Tuesday, March 4, 2008


If the focus is on "fun and food", you will attract people interested in "fun and food" rather than the other people who are more interested in improving productivity, advancing careers, networking within the company, etc. I would first try to find out why people aren't interested in the courses you give. My guess is that the top reasons are that they are not convenient given the worker's busy schedules, and that they don't seem worth the effort. By "worth the effort", I mean that the topic is either too broad or too narrow. For example, if you offer a course on Excel, it will probably be too broad in scope for the engineers (and therefore boring). If you specialize is about doing database type queries using Excel, it will be too narrow for the administrative assistants (and therefore boring).

I am a strong believer in web-based training because it allows you to overcome the problems related to convenience and scope (if done correctly).
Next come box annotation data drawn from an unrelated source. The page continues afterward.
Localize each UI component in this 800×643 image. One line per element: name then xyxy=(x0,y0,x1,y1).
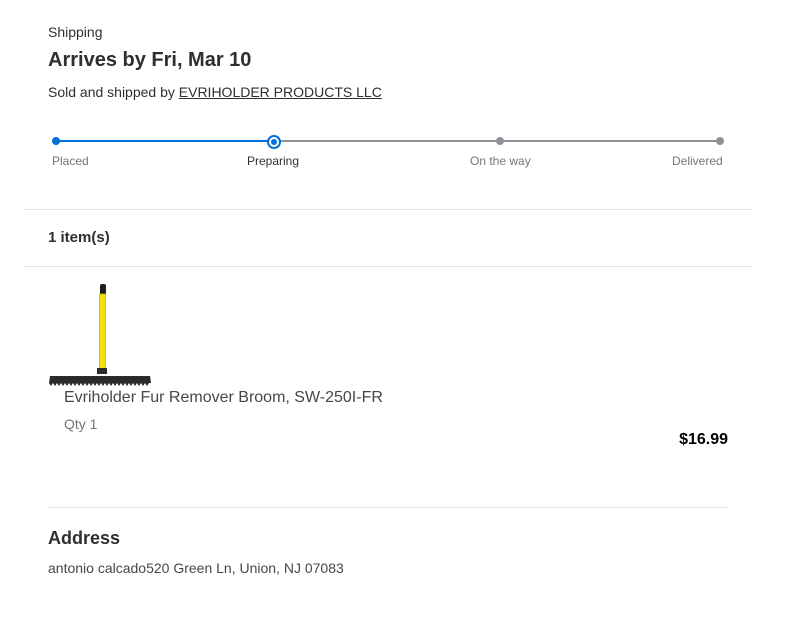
section-label: Shipping xyxy=(48,24,103,40)
divider xyxy=(48,507,728,508)
broom-product-image[interactable] xyxy=(48,282,152,388)
broom-icon xyxy=(49,284,151,386)
product-price: $16.99 xyxy=(679,431,728,448)
product-qty: Qty 1 xyxy=(64,416,98,432)
step-label-delivered: Delivered xyxy=(672,154,723,168)
progress-track-fill xyxy=(56,140,274,142)
seller-link[interactable]: EVRIHOLDER PRODUCTS LLC xyxy=(179,84,382,100)
address-text: antonio calcado520 Green Ln, Union, NJ 0… xyxy=(48,560,344,576)
sold-by-prefix: Sold and shipped by xyxy=(48,84,179,100)
step-dot-preparing xyxy=(267,135,281,149)
product-name[interactable]: Evriholder Fur Remover Broom, SW-250I-FR xyxy=(64,389,383,407)
step-dot-delivered xyxy=(716,137,724,145)
step-dot-on-the-way xyxy=(496,137,504,145)
step-dot-placed xyxy=(52,137,60,145)
arrival-date-heading: Arrives by Fri, Mar 10 xyxy=(48,49,252,71)
sold-by-line: Sold and shipped by EVRIHOLDER PRODUCTS … xyxy=(48,84,382,100)
divider xyxy=(24,209,752,210)
step-label-on-the-way: On the way xyxy=(470,154,531,168)
step-label-preparing: Preparing xyxy=(247,154,300,168)
step-label-placed: Placed xyxy=(52,154,89,168)
address-heading: Address xyxy=(48,528,121,548)
divider xyxy=(24,266,752,267)
items-count: 1 item(s) xyxy=(48,229,110,246)
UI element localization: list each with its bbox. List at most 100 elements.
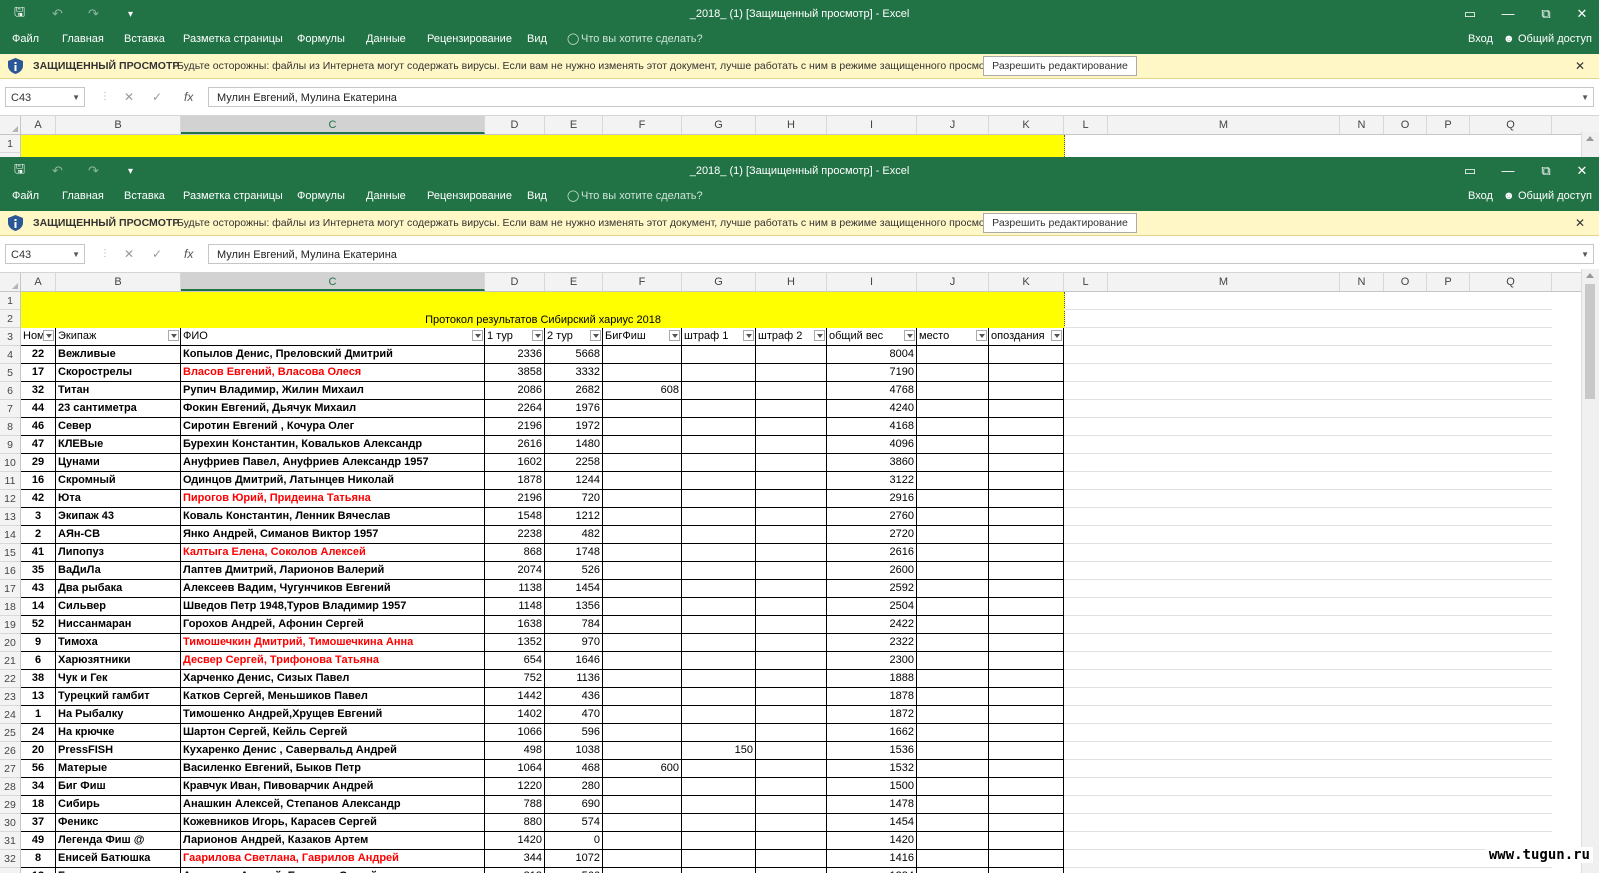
row-number[interactable]: 30 xyxy=(0,814,21,832)
row-number[interactable]: 29 xyxy=(0,796,21,814)
table-cell[interactable] xyxy=(603,526,682,544)
table-cell[interactable]: 1066 xyxy=(485,724,545,742)
name-box[interactable]: C43 ▼ xyxy=(5,244,85,264)
table-cell[interactable] xyxy=(917,346,989,364)
table-cell[interactable] xyxy=(756,868,827,873)
table-cell[interactable] xyxy=(989,544,1064,562)
header-cell[interactable]: штраф 2 xyxy=(756,328,827,346)
column-header-k[interactable]: K xyxy=(989,273,1064,291)
column-header-i[interactable]: I xyxy=(827,273,917,291)
table-cell[interactable] xyxy=(756,778,827,796)
table-cell[interactable]: Калтыга Елена, Соколов Алексей xyxy=(181,544,485,562)
table-cell[interactable]: 2760 xyxy=(827,508,917,526)
table-cell[interactable]: На Рыбалку xyxy=(56,706,181,724)
table-cell[interactable]: 2682 xyxy=(545,382,603,400)
table-cell[interactable]: 574 xyxy=(545,814,603,832)
table-cell[interactable] xyxy=(917,616,989,634)
row-number[interactable]: 19 xyxy=(0,616,21,634)
tab-file[interactable]: Файл xyxy=(12,28,39,50)
table-cell[interactable]: Василенко Евгений, Быков Петр xyxy=(181,760,485,778)
table-cell[interactable] xyxy=(917,742,989,760)
table-cell[interactable]: 150 xyxy=(682,742,756,760)
table-cell[interactable]: 42 xyxy=(21,490,56,508)
table-cell[interactable] xyxy=(756,706,827,724)
table-cell[interactable]: Шартон Сергей, Кейль Сергей xyxy=(181,724,485,742)
column-header-g[interactable]: G xyxy=(682,273,756,291)
table-cell[interactable] xyxy=(917,472,989,490)
row-number[interactable]: 15 xyxy=(0,544,21,562)
table-cell[interactable]: 526 xyxy=(545,562,603,580)
close-bar-icon[interactable]: ✕ xyxy=(1575,211,1585,235)
table-cell[interactable]: Янко Андрей, Симанов Виктор 1957 xyxy=(181,526,485,544)
table-cell[interactable] xyxy=(603,490,682,508)
enable-editing-button[interactable]: Разрешить редактирование xyxy=(983,213,1137,233)
table-cell[interactable] xyxy=(756,598,827,616)
tab-formulas[interactable]: Формулы xyxy=(297,185,345,207)
scroll-up-icon[interactable] xyxy=(1586,136,1594,141)
table-cell[interactable]: Власов Евгений, Власова Олеся xyxy=(181,364,485,382)
row-number[interactable]: 10 xyxy=(0,454,21,472)
formula-input[interactable]: Мулин Евгений, Мулина Екатерина ▼ xyxy=(208,244,1594,264)
table-cell[interactable] xyxy=(756,796,827,814)
table-cell[interactable] xyxy=(917,382,989,400)
table-cell[interactable] xyxy=(603,670,682,688)
table-cell[interactable]: 3860 xyxy=(827,454,917,472)
column-header-e[interactable]: E xyxy=(545,116,603,134)
table-cell[interactable] xyxy=(989,454,1064,472)
table-cell[interactable] xyxy=(682,778,756,796)
table-cell[interactable]: 2322 xyxy=(827,634,917,652)
row-number[interactable]: 21 xyxy=(0,652,21,670)
table-cell[interactable]: 1480 xyxy=(545,436,603,454)
close-bar-icon[interactable]: ✕ xyxy=(1575,54,1585,78)
table-cell[interactable]: 7190 xyxy=(827,364,917,382)
table-cell[interactable]: Север xyxy=(56,418,181,436)
table-cell[interactable]: Енисей Батюшка xyxy=(56,850,181,868)
table-cell[interactable] xyxy=(989,382,1064,400)
table-cell[interactable]: 970 xyxy=(545,634,603,652)
table-cell[interactable] xyxy=(917,832,989,850)
insert-function-icon[interactable]: fx xyxy=(184,87,193,107)
table-cell[interactable] xyxy=(682,580,756,598)
table-cell[interactable]: 482 xyxy=(545,526,603,544)
table-cell[interactable] xyxy=(756,850,827,868)
column-header-d[interactable]: D xyxy=(485,273,545,291)
row-number[interactable]: 3 xyxy=(0,328,21,346)
table-cell[interactable] xyxy=(603,418,682,436)
table-cell[interactable] xyxy=(989,436,1064,454)
table-cell[interactable] xyxy=(756,616,827,634)
table-cell[interactable]: 1138 xyxy=(485,580,545,598)
table-cell[interactable]: Два рыбака xyxy=(56,580,181,598)
table-cell[interactable] xyxy=(756,814,827,832)
table-cell[interactable]: 720 xyxy=(545,490,603,508)
table-cell[interactable]: Титан xyxy=(56,382,181,400)
table-cell[interactable]: 752 xyxy=(485,670,545,688)
table-cell[interactable]: 49 xyxy=(21,832,56,850)
column-header-f[interactable]: F xyxy=(603,116,682,134)
tab-review[interactable]: Рецензирование xyxy=(427,28,512,50)
table-cell[interactable]: 38 xyxy=(21,670,56,688)
table-cell[interactable]: Сильвер xyxy=(56,598,181,616)
row-number[interactable]: 8 xyxy=(0,418,21,436)
table-cell[interactable] xyxy=(603,850,682,868)
table-cell[interactable] xyxy=(917,400,989,418)
table-cell[interactable]: 2300 xyxy=(827,652,917,670)
row-number[interactable]: 7 xyxy=(0,400,21,418)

First of all is convenience. If the course is built so that the student can get to it any time they need it and so they can jump quickly to the topic of interest, it becomes more attractive to them. When they can get to the topic of interest in 3-4 clicks, their time on course will be 5-10 minutes, and they will have gotten what they needed. If you instead give them a bunch of 1 hour recorded PowerPoint slide shows, you will forever repel your audience from your course offering. People just don't have blocks of 1 hour to sit down and watch a narrated "PPT-mentary" about the topic you're trying to present, even if it has lots of flying bullets and dancing pigs. Additionally, content retention is typically 20-40% from the first presentation of the material. If it takes 1 hour to get to a specific piece of material, you are guaranteed that the learners will only visit it once. (Flying bullets and dancing pigs will ensure that the 20% they retain is about the dancing pigs.) If the material is really convenient, they will come back to it over and over. In the repetition, their knowledge retention will increase.

Secondly, structure your content so that it can reach different audiences based on their needs. Include pages with bullet points that give the highlights of the subject. On this page, add links to sub-pages that give the topic in more details. That way, if someone really wants to delve into it, they can. The sub-pages should provide alternate presentations: A screenshot simulation, a step-by-step table, an interactive simulation (e.g. Flash), a case study, a homework task, a quiz, a test. Each of these presentation styles will reach a different audience, thereby making your courses more attractive - people will be able to control their own learning.